Tornado-Absturz im Berner Oberland

Interpellation vom 14. Juni 2007

Nach dem Absturz eines deutschen Tornado-Kampfflugzeugs am 12. April 2007 auf einem Übungsflug im Lauterbrunnental ersuchte ich den Bundesrat um Beantwortung folgender Fragen:

1. Warum wurde dieser Übungsflug bewilligt, obwohl er so, wie er ausgeführt wurde, gemäss den geltenden vertraglichen Vereinbarungen zwischen der Schweiz und Deutschland nicht zulässig gewesen wäre?

2. Wer trägt die Verantwortung dafür, dass dem abgestürzten deutschen Piloten lediglich "kameradschaftliche Ratschläge", nicht aber bindende, seiner Flugerfahrung angemessene Auflagen erteilt worden sind?

3. Welcher Stellenwert wird der im Übungsgebiet wohnhaften Zivilbevölkerung eingeräumt, wenn einem Jungpiloten mit noch wenig Flugerfahrung bloss "kameradschaftliche Ratschläge" auf einen angesichts der vorgesehenen Tiefflug-Manöver in engem Gebirgstal höchst anspruchsvollen Übungsflug mitgegeben werden?

Begründung

Bezüglich Durchführung von Übungsflügen deutscher Kampfflugzeuge mit deutschen Piloten über Schweizer Hoheitsgebiet (und umgekehrt) bestehen zwei vertragliche Vereinbarungen:

1. Die Vereinbarung zwischen dem Eidgenössischen Departement für Verteidigung, Bevölkerungsschutz und Sport und dem Bundesministerium der Verteidigung der Bundesrepublik Deutschland über die Zusammenarbeit der Luftstreitkräfte bei Übungen und in der Ausbildung, (unterzeichnet am 16. bzw. 8. Mai 2000).

2. Die Vereinbarung zwischen dem Eidgenössischen Departement für Verteidigung, Bevölkerungsschutz und Sport handelnd für den schweizerischen Bundesrat und dem Bundesministerium der Verteidigung der Bundesrepublik Deutschland über die Zusammenarbeit der Streitkräfte auf dem Gebiet der Ausbildung (abgeschlossen am 29. September 2003).

Gemäss diesen beiden Verträgen sind Flüge "zum Zweck gemeinsamer Ausbildung und Übungen auf dem Gebiet der Militärluftfahrt" zulässig, allerdings "ausschliesslich in Form von gemeinsamen Übungs- und Ausbildungsvorhaben", welche "in den Einsatzverbänden der Vertragsparteien sowie in Form von lehrgangsgebundener Einzelausbildung an den jeweiligen Schulen der Streitkräfte durchgeführt werden".

Der dem abgestürzten deutschen Piloten gestattete Übungsflug fand indessen weder in Form eines gemeinsamen Übungsvorhabens in einem Einsatzverband der Vertragsparteien noch im Rahmen eines bestimmten Lehrgangs, an dem die Schweiz beteiligt war, statt.

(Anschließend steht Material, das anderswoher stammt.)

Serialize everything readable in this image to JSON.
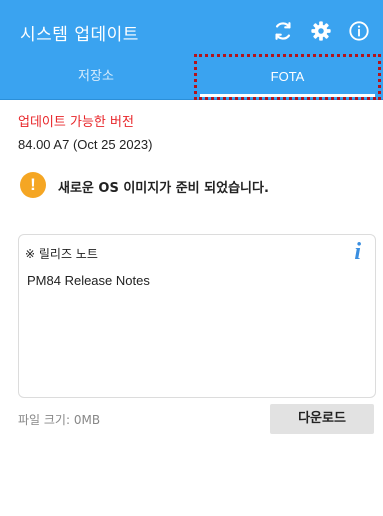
{
  "app": {
    "title": "시스템 업데이트",
    "colors": {
      "primary": "#3aa3f0",
      "accent_red": "#e8262a",
      "warning": "#f5a623",
      "info": "#3a8ee0"
    }
  },
  "toolbar": {
    "icons": [
      "refresh-icon",
      "gear-icon",
      "info-circle-icon"
    ]
  },
  "tabs": [
    {
      "label": "저장소",
      "selected": false
    },
    {
      "label": "FOTA",
      "selected": true
    }
  ],
  "main": {
    "available_label": "업데이트 가능한 버전",
    "version": "84.00 A7 (Oct 25 2023)",
    "alert_icon_glyph": "!",
    "alert_text": "새로운 OS 이미지가 준비 되었습니다.",
    "notes": {
      "label": "※ 릴리즈 노트",
      "info_glyph": "i",
      "body": "PM84 Release Notes"
    },
    "file_size": "파일 크기: 0MB",
    "download_label": "다운로드"
  }
}
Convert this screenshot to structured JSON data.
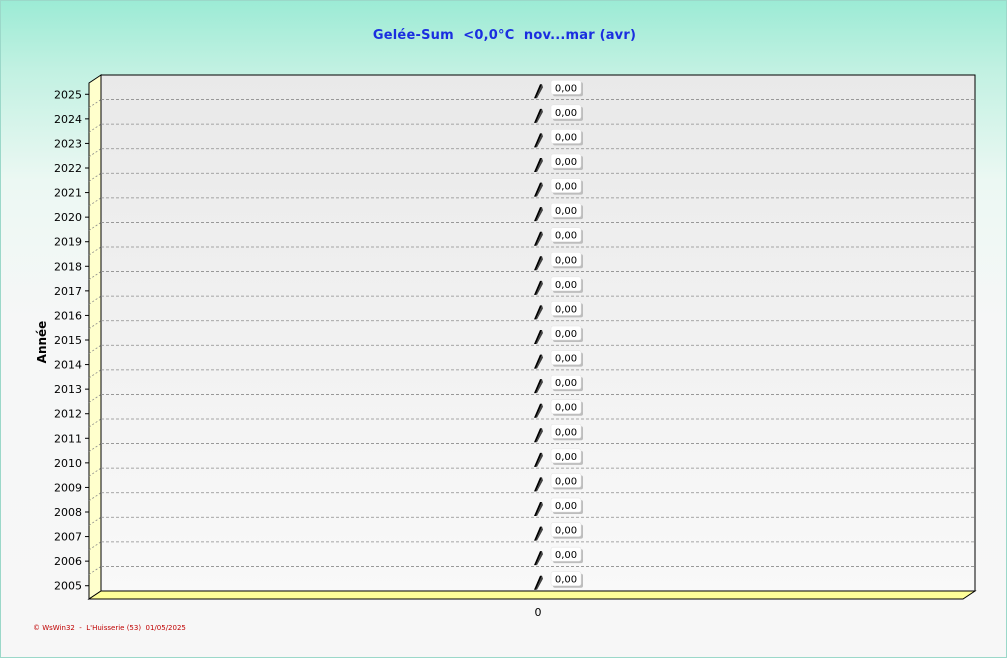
{
  "chart_data": {
    "type": "bar",
    "orientation": "horizontal",
    "title": "Gelée-Sum  <0,0°C  nov...mar (avr)",
    "ylabel": "Année",
    "xlabel": "",
    "categories": [
      "2025",
      "2024",
      "2023",
      "2022",
      "2021",
      "2020",
      "2019",
      "2018",
      "2017",
      "2016",
      "2015",
      "2014",
      "2013",
      "2012",
      "2011",
      "2010",
      "2009",
      "2008",
      "2007",
      "2006",
      "2005"
    ],
    "values": [
      0,
      0,
      0,
      0,
      0,
      0,
      0,
      0,
      0,
      0,
      0,
      0,
      0,
      0,
      0,
      0,
      0,
      0,
      0,
      0,
      0
    ],
    "value_labels": [
      "0,00",
      "0,00",
      "0,00",
      "0,00",
      "0,00",
      "0,00",
      "0,00",
      "0,00",
      "0,00",
      "0,00",
      "0,00",
      "0,00",
      "0,00",
      "0,00",
      "0,00",
      "0,00",
      "0,00",
      "0,00",
      "0,00",
      "0,00",
      "0,00"
    ],
    "x_ticks": [
      "0"
    ],
    "xlim": [
      -1,
      1
    ],
    "grid": true,
    "legend": "none",
    "colors": {
      "bar": "#000000",
      "floor": "#ffff99",
      "title": "#1a2ee0",
      "footer": "#c00000",
      "grid": "#8c8c8c"
    }
  },
  "footer": "© WsWin32  -  L'Huisserie (53)  01/05/2025"
}
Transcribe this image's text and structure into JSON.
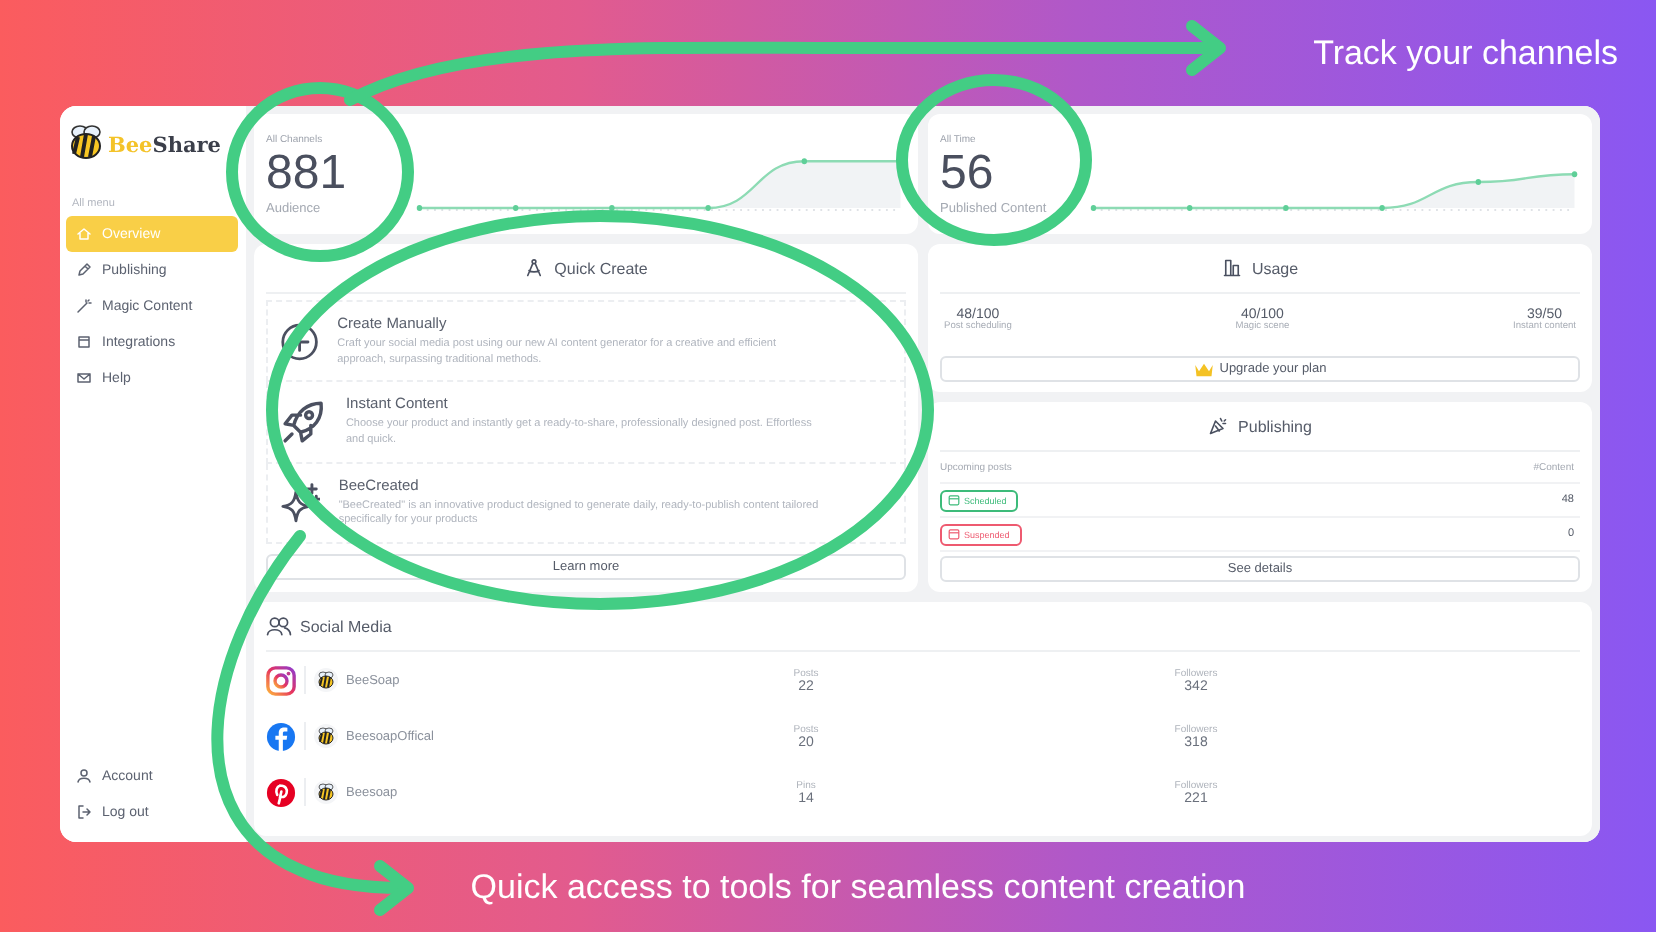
{
  "annotations": {
    "top": "Track your channels",
    "bottom": "Quick access to tools for seamless content creation"
  },
  "sidebar": {
    "brand": {
      "first": "Bee",
      "second": "Share"
    },
    "section": "All menu",
    "items": [
      {
        "label": "Overview",
        "kind": "home",
        "selected": true
      },
      {
        "label": "Publishing",
        "kind": "pen",
        "selected": false
      },
      {
        "label": "Magic Content",
        "kind": "wand",
        "selected": false
      },
      {
        "label": "Integrations",
        "kind": "box",
        "selected": false
      },
      {
        "label": "Help",
        "kind": "mail",
        "selected": false
      }
    ],
    "footer_items": [
      {
        "label": "Account",
        "kind": "user"
      },
      {
        "label": "Log out",
        "kind": "logout"
      }
    ]
  },
  "stats": [
    {
      "caption": "All Channels",
      "value": "881",
      "label": "Audience"
    },
    {
      "caption": "All Time",
      "value": "56",
      "label": "Published Content"
    }
  ],
  "quick_create": {
    "title": "Quick Create",
    "options": [
      {
        "kind": "plus",
        "title": "Create Manually",
        "description": "Craft your social media post using our new AI content generator for a creative and efficient approach, surpassing traditional methods."
      },
      {
        "kind": "rocket",
        "title": "Instant Content",
        "description": "Choose your product and instantly get a ready-to-share, professionally designed post. Effortless and quick."
      },
      {
        "kind": "sparkle",
        "title": "BeeCreated",
        "description": "\"BeeCreated\" is an innovative product designed to generate daily, ready-to-publish content tailored specifically for your products"
      }
    ],
    "button": "Learn more"
  },
  "usage": {
    "title": "Usage",
    "meters": [
      {
        "value": "48/100",
        "label": "Post scheduling"
      },
      {
        "value": "40/100",
        "label": "Magic scene"
      },
      {
        "value": "39/50",
        "label": "Instant content"
      }
    ],
    "button": "Upgrade your plan"
  },
  "publishing": {
    "title": "Publishing",
    "columns": [
      "Upcoming posts",
      "#Content"
    ],
    "rows": [
      {
        "status": "Scheduled",
        "color": "#3dbb7a",
        "count": "48"
      },
      {
        "status": "Suspended",
        "color": "#ee5a70",
        "count": "0"
      }
    ],
    "button": "See details"
  },
  "social": {
    "title": "Social Media",
    "accounts": [
      {
        "kind": "instagram",
        "name": "BeeSoap",
        "stats": [
          {
            "label": "Posts",
            "value": "22"
          },
          {
            "label": "Followers",
            "value": "342"
          }
        ]
      },
      {
        "kind": "facebook",
        "name": "BeesoapOffical",
        "stats": [
          {
            "label": "Posts",
            "value": "20"
          },
          {
            "label": "Followers",
            "value": "318"
          }
        ]
      },
      {
        "kind": "pinterest",
        "name": "Beesoap",
        "stats": [
          {
            "label": "Pins",
            "value": "14"
          },
          {
            "label": "Followers",
            "value": "221"
          }
        ]
      }
    ]
  }
}
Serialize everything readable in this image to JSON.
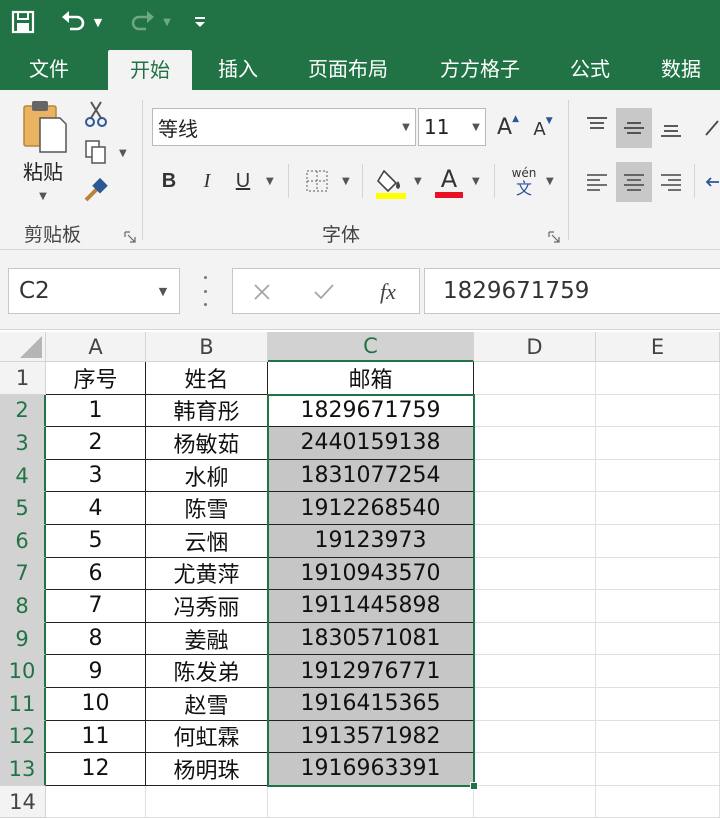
{
  "ribbon_tabs": [
    "文件",
    "开始",
    "插入",
    "页面布局",
    "方方格子",
    "公式",
    "数据"
  ],
  "ribbon": {
    "paste_label": "粘贴",
    "clipboard_group_label": "剪贴板",
    "font_group_label": "字体",
    "font_name": "等线",
    "font_size": "11",
    "bold": "B",
    "italic": "I",
    "underline": "U",
    "phonetic_top": "wén",
    "phonetic_bottom": "文",
    "increase_font": "A",
    "decrease_font": "A",
    "font_color_letter": "A"
  },
  "colors": {
    "excel_green": "#217346",
    "highlight_yellow": "#ffff00",
    "font_red": "#e81123",
    "selection_fill": "#c6c6c6"
  },
  "formula_bar": {
    "name_box": "C2",
    "fx": "fx",
    "value": "1829671759"
  },
  "columns": [
    "A",
    "B",
    "C",
    "D",
    "E"
  ],
  "rows": [
    "1",
    "2",
    "3",
    "4",
    "5",
    "6",
    "7",
    "8",
    "9",
    "10",
    "11",
    "12",
    "13",
    "14"
  ],
  "table": {
    "headers": [
      "序号",
      "姓名",
      "邮箱"
    ],
    "rows": [
      [
        "1",
        "韩育彤",
        "1829671759"
      ],
      [
        "2",
        "杨敏茹",
        "2440159138"
      ],
      [
        "3",
        "水柳",
        "1831077254"
      ],
      [
        "4",
        "陈雪",
        "1912268540"
      ],
      [
        "5",
        "云悃",
        "19123973"
      ],
      [
        "6",
        "尤黄萍",
        "1910943570"
      ],
      [
        "7",
        "冯秀丽",
        "1911445898"
      ],
      [
        "8",
        "姜融",
        "1830571081"
      ],
      [
        "9",
        "陈发弟",
        "1912976771"
      ],
      [
        "10",
        "赵雪",
        "1916415365"
      ],
      [
        "11",
        "何虹霖",
        "1913571982"
      ],
      [
        "12",
        "杨明珠",
        "1916963391"
      ]
    ]
  },
  "selection": "C2:C13",
  "active_cell": "C2"
}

Eine Rechtsgrundlage für diesen Flug ist damit nicht erkennbar.

Beim abgestürzten deutschen Piloten handelt es sich - gemäss Auskünften des Chefs der Armee, Kkdt Christophe Keckeis - um einen sehr jungen Piloten, der zwar beste Prüfungsergebnisse ausweisen konnte, dem umfassendere Flugerfahrung indessen noch fehlte. Er wurde - wie festgehalten wurde - auch Opfer dieser Unerfahrenheit. Die Tatsache der Unerfahrenheit dieses Piloten scheint bei der Bewilligung des Flugs keine Rolle gespielt zu haben. Daraus resultiert die Frage nach der Verantwortung jener, die grünes Licht für diesen Flug erteilt haben.

Das tragische Ende dieses Übungsflugs illustriert auch die Gefahr, welcher die Bewohner der Absturzregion ausgesetzt wurden, ausgehend von der Tatsache, dass einem wenig erfahrenen Piloten eine Bewilligung erteilt worden ist.